The loophole, a so-called grandfather clause for House members elected before 1980, will be closed in 1992, under a deadline set by a 1989 ethics law. (Under current law, members elected after 1980 can give excess campaign funds to charities or political parties or use them to support their political activities while in office, as senators do now. But they can't hoard them for their personal use upon retirement.)

Yet 166 senior lawmakers - more than one-third of House members - still qualify under the loophole. If all these "grandfathers" use it as a golden parachute, the Federal Election Commission estimates it would be worth about $41 million to them.
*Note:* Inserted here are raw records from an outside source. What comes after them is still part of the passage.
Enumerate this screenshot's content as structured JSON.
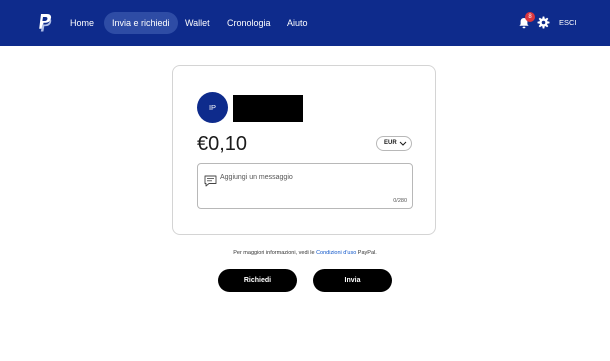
{
  "header": {
    "logo_name": "paypal-logo",
    "nav": [
      {
        "label": "Home",
        "active": false
      },
      {
        "label": "Invia e richiedi",
        "active": true
      },
      {
        "label": "Wallet",
        "active": false
      },
      {
        "label": "Cronologia",
        "active": false
      },
      {
        "label": "Aiuto",
        "active": false
      }
    ],
    "notifications_count": "8",
    "logout_label": "ESCI",
    "bar_color": "#0e2b8c"
  },
  "recipient": {
    "initials": "IP",
    "avatar_color": "#0e2b8c"
  },
  "payment": {
    "amount": "€0,10",
    "currency": "EUR"
  },
  "message": {
    "placeholder": "Aggiungi un messaggio",
    "counter": "0/280"
  },
  "info": {
    "prefix": "Per maggiori informazioni, vedi le",
    "link": "Condizioni d'uso",
    "suffix": "PayPal."
  },
  "actions": {
    "request_label": "Richiedi",
    "send_label": "Invia"
  }
}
With that kind of financial incentive, in addition to increased congressional pensions, some analysts predict record numbers of incumbents will be inspired to call it quits next year.

A big turnover in Congress might not be a bad idea. The loophole's one-time windfall might have the salutary effect of cleaning the House of a lot of deadwood. But when lawmakers take for their personal use money contributed to them for political campaigns, that comes close to legal larceny.

Charles Lewis, director of the Center for Public Integrity, points out that the practice is, indeed, a felony in most places. A city councilman who pockets unused campaign funds can be sent to prison for theft. How could the House of Representatives ever have determined that pocketing campaign money is legal? Well, it all depends on who writes the laws.

Which is why this issue is larger than the money involved. When institutional corruption is endemic, it becomes the norm; when it becomes the norm, it is no longer considered wrong. The grandfathering of leftover campaign funds is only a part, only a reflection of the corruption suffusing Congress as a result of inadequate campaign-finance laws.

Nothing so undermines public confidence in institutions like Congress as elected officials' greed.